Mass of Meter Stick

In class we were asked to find the mass of a meter stick by only using a meter stick and a 100g lead weight.

In this picture, the meter stick is balanced, so that means the torques are equal. The counter-clockwise torque equals the clockwise torque, because torque = (force)(lever arm)

In this picture, there is a 100g weight on the far side of the meter stick. The center of gravity stays the same, and the axis of rotation stays the same. The only thing that has changed is...

This picture demonstrates how to solve for the mass of the meter stick. We know gravity (9.8), the mass of the weight (100g or 1kg), how long the stick is (100m), the center of gravity (50m), the axis of rotation (70m) and the lever arms (20m and 30m). 50 is just the remaining mass of the meter stick, but it is not necessary to use in the equations for solving.

To solve for the mass of the meter stick, we first need to have to correct measurements. We know that the weight is 100g or 1kg, but weight is measured in Newtons so we need to do a conversion. 

w=mg

w=(.1)(9.8)

w=.98N

So we now know that the weight weighs 9.8N, and we can use that information in our equation.

torque = (force)(lever arm)

counterclockwise torque = clockwise torque

(force)(lever arm) = (force)(lever arm)

(force) (20) = (.98) (30)

20force = 29.4

force = 29.4/20

force = 1.47N

The question asked for the MASS of the meter stick, so we need to convert 1.47N back to mass.

w=mg

1.47 = (m)(9.8)

m = 1.47/9/8

m = 1.5kg

m=150g

The mass of the meter stick is 150g

Rotational Inertia/Angular Momentum & Center of Mass/Gravity

This video is about Rotational Inertia and Angular Momentum. I like this video for multiple reason; it makes the definitions easy to understand, teenagers created it and it has examples that we have used in class, both of which make it relatable. Rotational inertia is the amount of resistance an object has to rotate. The video related rotation inertia to mass by saying, "rotational inertia depends on where the concentration of mass is. If it is close to the axis of rotation, it will have a small inertia and if it is far away, it will have a big inertia". I thought inertia was how big the object was, but that definition really cleared it up for me. The video also made clear that rotational inertia and rotational velocity are inversely proportional to each other, which makes the conservation of angular momentum law make sense (angular momentum before=angular momentum after). I found this video very useful.

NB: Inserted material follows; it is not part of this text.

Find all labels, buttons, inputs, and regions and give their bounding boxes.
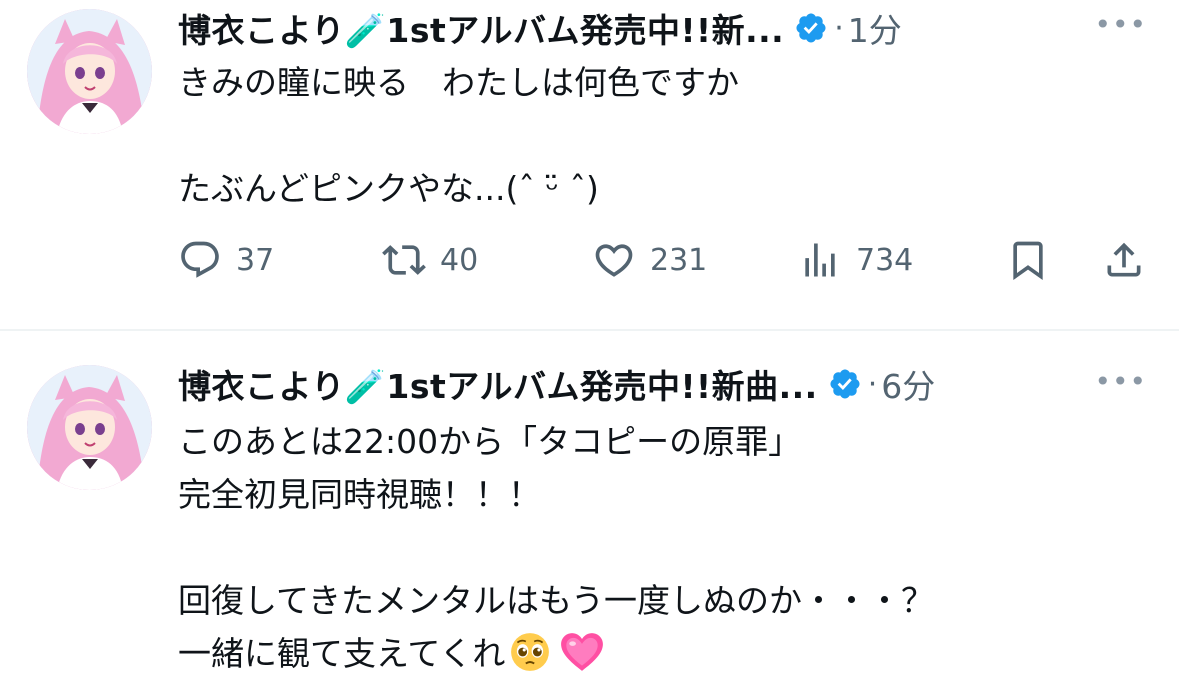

This video explains the center of mass through acceleration and numbers, so if you wanted to know exactly how to solve for the center of mass you could use this video. Although, for our purposes the center of mass and center of gravity will almost always be the same.


This video gives one specific example of the center of gravity, and it completely changed how I saw it. After you watch the experiment, you will see how all three points of the wooden board meet at one point in the middle (the center of mass).